In this sense, it is a story as old as time: that of an elderly legislator who, with fewer personal political concerns, is suddenly free to vote as he pleases and to express what he really feels.
What’s different about Romney today is that his development in this matter has been decidedly ill-timed. Not only has he been making these kinds of comments for years before announcing his retirement, but his position has made him a pariah within the party in which he made his name. And even though he is 76 years old, Romney could easily have continued to be a party player for many years.
We can blame him for his late conversion, but it is difficult to understand that what he does today is based on anything other than conviction, because of the costs that this implies. (Coppins reports that the wealthy senator paid $5,000 a day to provide private security for his family after January 6.)

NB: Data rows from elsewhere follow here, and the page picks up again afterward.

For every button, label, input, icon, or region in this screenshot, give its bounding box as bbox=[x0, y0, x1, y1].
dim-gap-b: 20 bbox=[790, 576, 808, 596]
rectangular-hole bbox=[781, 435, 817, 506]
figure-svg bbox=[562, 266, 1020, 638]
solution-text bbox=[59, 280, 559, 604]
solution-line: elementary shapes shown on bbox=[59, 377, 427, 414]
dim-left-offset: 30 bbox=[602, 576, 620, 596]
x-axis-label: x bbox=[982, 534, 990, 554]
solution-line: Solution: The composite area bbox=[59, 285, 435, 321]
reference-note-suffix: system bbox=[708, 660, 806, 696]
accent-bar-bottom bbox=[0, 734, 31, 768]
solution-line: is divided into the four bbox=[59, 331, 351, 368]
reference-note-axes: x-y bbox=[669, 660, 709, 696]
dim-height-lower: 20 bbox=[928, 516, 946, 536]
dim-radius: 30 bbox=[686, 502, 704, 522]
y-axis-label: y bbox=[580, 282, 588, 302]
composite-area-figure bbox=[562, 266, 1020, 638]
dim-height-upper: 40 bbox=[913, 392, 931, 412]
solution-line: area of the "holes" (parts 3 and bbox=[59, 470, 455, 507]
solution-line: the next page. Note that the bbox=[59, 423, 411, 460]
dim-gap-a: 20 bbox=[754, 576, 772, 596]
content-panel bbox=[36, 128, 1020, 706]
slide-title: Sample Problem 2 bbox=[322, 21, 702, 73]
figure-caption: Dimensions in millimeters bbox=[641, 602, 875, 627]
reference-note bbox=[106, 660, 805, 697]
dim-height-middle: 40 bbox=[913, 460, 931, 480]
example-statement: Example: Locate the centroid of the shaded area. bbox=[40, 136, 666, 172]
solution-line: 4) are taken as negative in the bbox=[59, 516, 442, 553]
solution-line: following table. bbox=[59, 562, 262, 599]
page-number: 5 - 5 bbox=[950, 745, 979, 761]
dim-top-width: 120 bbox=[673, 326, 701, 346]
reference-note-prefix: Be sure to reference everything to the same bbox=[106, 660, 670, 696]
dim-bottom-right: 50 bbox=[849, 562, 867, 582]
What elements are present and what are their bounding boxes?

And Romney no longer seems content to solely target Trump on his way out. He calls out the many colleagues who, according to Romney, went far further than ever before to help Trump – and played a vital role in maintaining his preeminence.

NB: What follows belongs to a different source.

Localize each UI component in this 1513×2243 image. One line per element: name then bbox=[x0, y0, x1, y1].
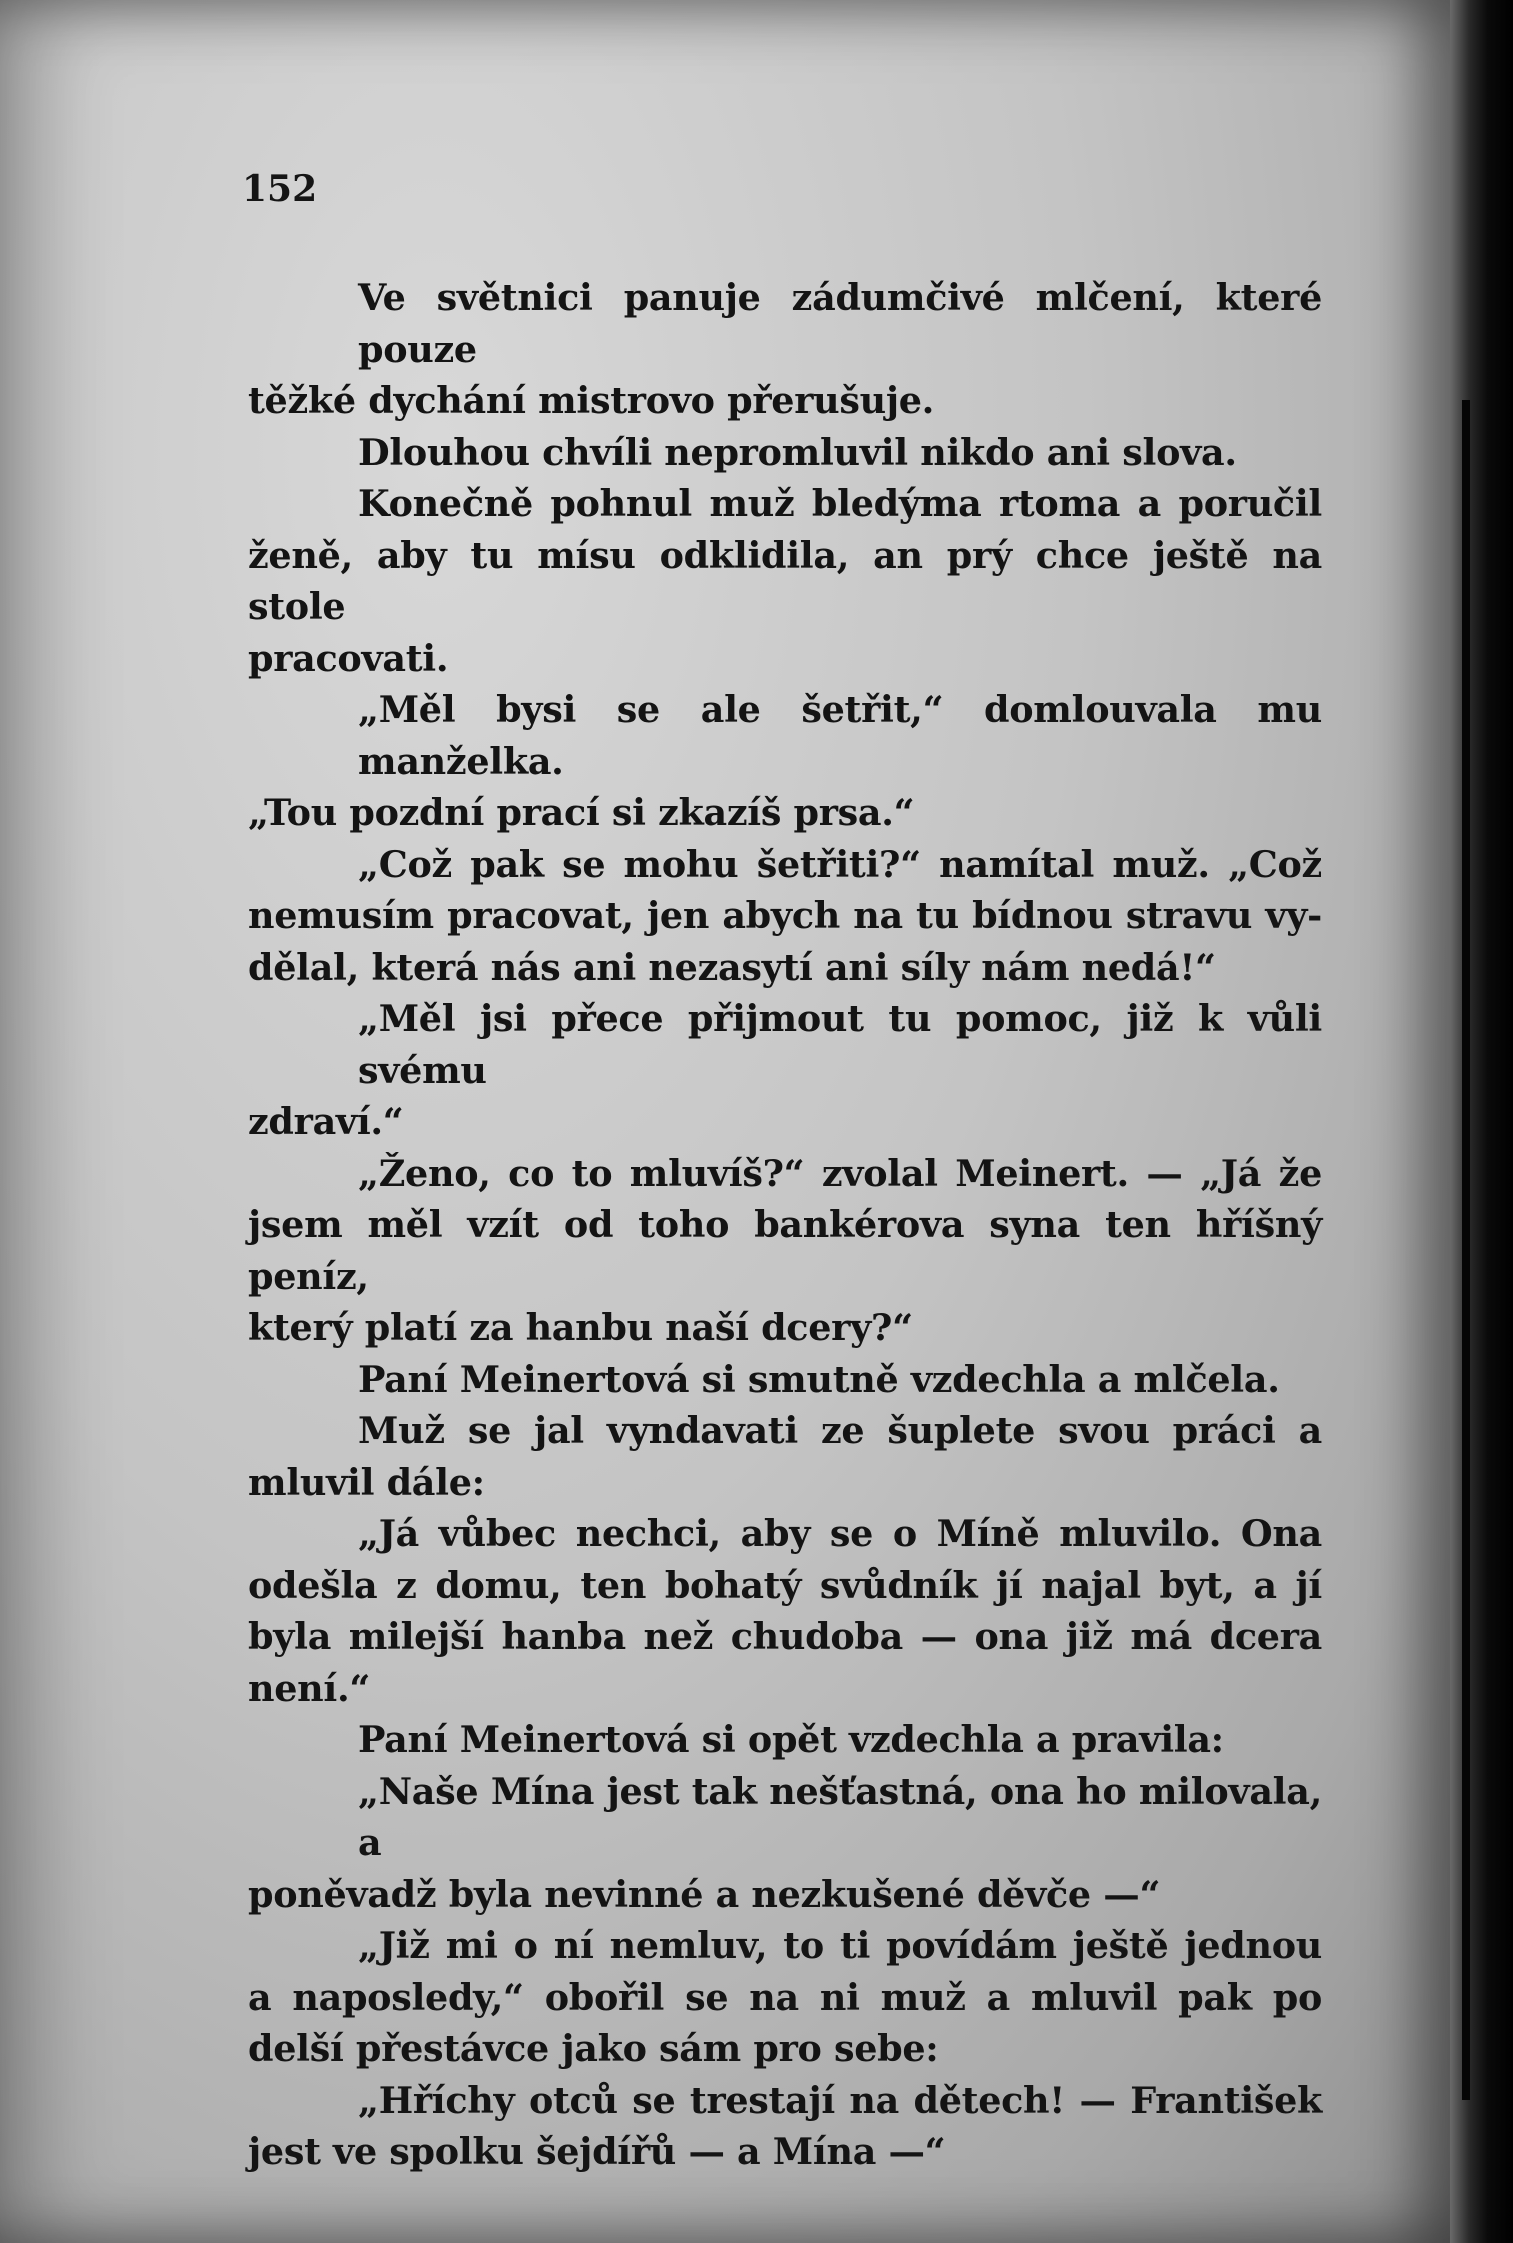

In this way, the Romney interviews should be viewed in the same light as the revelations made before Fox News’ $787.5 million settlement with Dominion Voting Systems — a damning portrait of people who are better at saying things than saying things. they don’t believe in toeing Trump’s line, with little left to do. without regard to the damage done to our political system and our democracy.
Except that in this case, the revelations were entirely voluntary.